Delhi University’s move to include the third gender in its admission forms in 2014 was hailed as a progressive step, making transgenders hopeful of inclusiveness. But the latter remains a faraway dream. The ill-treatment by officials and other students during the admission process often leaves students of the third gender disheartened. As a result of which, many opt out of college.
This year, since the DU admissions opened on May 22, 36 applications from transgenders have been received so far. How many (...or few) end up joining is a number the officials refuse to disclose.
Sharing her ordeal, Anu, a Delhi-based transgender who visited the campus last year to fill up the admission form, recalls, “When we were filing the form, they (some officials in DU) asked us: Kab se transgender ho aap? Matlab kitne dino se?” I couldn’t believe my ears. Padhe-likhe log bhi aisi baatein karte hain! (This is how the so-called educated strata of the society behaves). Especially because I was the one who had asked my friends from Uttar Pradesh and other neighbouring states of Delhi to fill the admission forms in?person, rather than online. This shows how insensitive people are even in reputed educational institution like Delhi University.” The incident made her decide against studying in DU, says Anu.
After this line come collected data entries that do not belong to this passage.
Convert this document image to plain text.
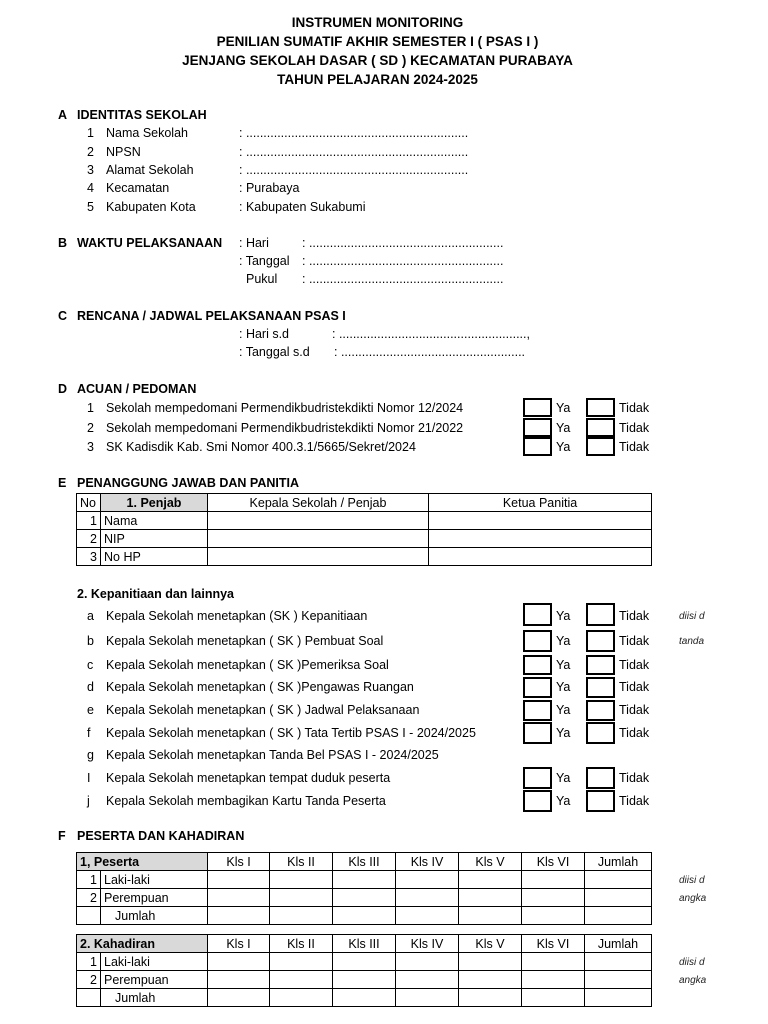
INSTRUMEN MONITORING
PENILIAN SUMATIF AKHIR SEMESTER I ( PSAS I )
JENJANG SEKOLAH DASAR ( SD ) KECAMATAN PURABAYA
TAHUN PELAJARAN 2024-2025
A IDENTITAS SEKOLAH
1 Nama Sekolah	: ................................................................
2 NPSN	: ................................................................
3 Alamat Sekolah	: ................................................................
4 Kecamatan	: Purabaya
5 Kabupaten Kota	: Kabupaten Sukabumi
B WAKTU PELAKSANAAN : Hari	: ........................................................
: Tanggal : ........................................................
Pukul : ........................................................
C RENCANA / JADWAL PELAKSANAAN PSAS I
: Hari s.d	: ......................................................,
: Tanggal s.d : .....................................................
D ACUAN / PEDOMAN
1 Sekolah mempedomani Permendikbudristekdikti Nomor 12/2024	Ya	Tidak
2 Sekolah mempedomani Permendikbudristekdikti Nomor 21/2022	Ya	Tidak
3 SK Kadisdik Kab. Smi Nomor 400.3.1/5665/Sekret/2024	Ya	Tidak
E PENANGGUNG JAWAB DAN PANITIA
No	1. Penjab	Kepala Sekolah / Penjab	Ketua Panitia
1	Nama		
2	NIP		
3	No HP		
2. Kepanitiaan dan lainnya
a Kepala Sekolah menetapkan (SK ) Kepanitiaan	Ya	Tidak	diisi d
b Kepala Sekolah menetapkan ( SK ) Pembuat Soal	Ya	Tidak	tanda
c Kepala Sekolah menetapkan ( SK )Pemeriksa Soal	Ya	Tidak
d Kepala Sekolah menetapkan ( SK )Pengawas Ruangan	Ya	Tidak
e Kepala Sekolah menetapkan ( SK ) Jadwal Pelaksanaan	Ya	Tidak
f Kepala Sekolah menetapkan ( SK ) Tata Tertib PSAS I - 2024/2025	Ya	Tidak
g Kepala Sekolah menetapkan Tanda Bel PSAS I - 2024/2025
I Kepala Sekolah menetapkan tempat duduk peserta	Ya	Tidak
j Kepala Sekolah membagikan Kartu Tanda Peserta	Ya	Tidak
F PESERTA DAN KAHADIRAN
1, Peserta		Kls I	Kls II	Kls III	Kls IV	Kls V	Kls VI	Jumlah
1	Laki-laki							
2	Perempuan							
	Jumlah							
diisi d
angka
2. Kahadiran		Kls I	Kls II	Kls III	Kls IV	Kls V	Kls VI	Jumlah
1	Laki-laki							
2	Perempuan							
	Jumlah							
diisi d
angka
Wishing not to be named, another transgender from Delhi recalls how like any other first-timer in college, she was excited to visit the campus, but being teased and made fun of with slurs made her apprehensive. “I approached a group of students to find get directions to the window for filling up the application for DU’s School of Open Learning (SOL). They called me a ‘chhaka’. I never thought that educated people could be so insensitive. We are also a part of the society. I knew right then that I will never be one of them.” She adds that many other dejected students like her end up quitting studies, and resort to vocational training.
They hold a grudge against both students and the administrative staff. Isha, who hails from UP, and came to Delhi last year to try for admission, shares, “The behaviour towards us is weird. People should learn to behave properly with transgenders, now that we have been given the provision of studying with the mainstream. But, they shoo us away like animals.”
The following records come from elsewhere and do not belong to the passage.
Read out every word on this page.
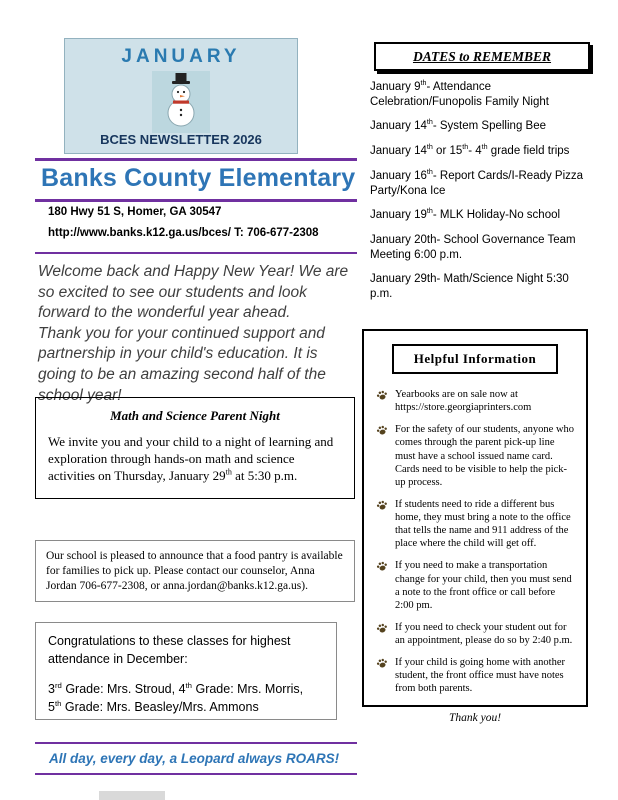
JANUARY
BCES NEWSLETTER 2026
Banks County Elementary
180 Hwy 51 S, Homer, GA 30547
http://www.banks.k12.ga.us/bces/ T: 706-677-2308

Welcome back and Happy New Year! We are so excited to see our students and look forward to the wonderful year ahead.

Thank you for your continued support and partnership in your child's education. It is going to be an amazing second half of the school year!

Math and Science Parent Night
We invite you and your child to a night of learning and exploration through hands-on math and science activities on Thursday, January 29th at 5:30 p.m.
Our school is pleased to announce that a food pantry is available for families to pick up. Please contact our counselor, Anna Jordan 706-677-2308, or anna.jordan@banks.k12.ga.us).
Congratulations to these classes for highest attendance in December:
3rd Grade: Mrs. Stroud, 4th Grade: Mrs. Morris,
5th Grade: Mrs. Beasley/Mrs. Ammons
All day, every day, a Leopard always ROARS!
DATES to REMEMBER
January 9th- Attendance Celebration/Funopolis Family Night
January 14th- System Spelling Bee
January 14th or 15th- 4th grade field trips
January 16th- Report Cards/I-Ready Pizza Party/Kona Ice
January 19th- MLK Holiday-No school
January 20th- School Governance Team Meeting 6:00 p.m.
January 29th- Math/Science Night 5:30 p.m.
Helpful Information
Yearbooks are on sale now at https://store.georgiaprinters.com
For the safety of our students, anyone who comes through the parent pick-up line must have a school issued name card. Cards need to be visible to help the pick-up process.
If students need to ride a different bus home, they must bring a note to the office that tells the name and 911 address of the place where the child will get off.
If you need to make a transportation change for your child, then you must send a note to the front office or call before 2:00 pm.
If you need to check your student out for an appointment, please do so by 2:40 p.m.
If your child is going home with another student, the front office must have notes from both parents.
Thank you!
College authorities say they do their bit to spread the message of equality on campus, but a lot more is required. Dr Rama Sharma, principal of Hans Raj College, says, “We are aware of the issue and therefore, frequently organise counselling sessions for our students and staff to sensitise them about how to deal with those who come to seek admissions and study. I believe all colleges should try to make the environment friendly for everyone.”
Gurpreet Singh Tuteja, Deputy Dean Students’ Welfare, DU, however, adds: “The awareness and sensitising people towards transgenders should begin at the school level itself. It cannot start from the graduation level. Unless transgenders are not treated as equals since childhood, they are bound to face such issues.”
Meanwhile, transgender Anu, who was emotionally shaken by the treatment meted out to her, decided to take the matter in her hands. She volunteers with Delhi-based SPACE NGO to sensitise youngsters and teachers towards the third gender. “Through the project, Purple Board, we are working with fifteen schools of Delhi to bring about a change in people’s mindset and attitude.” She is also learning dress designing.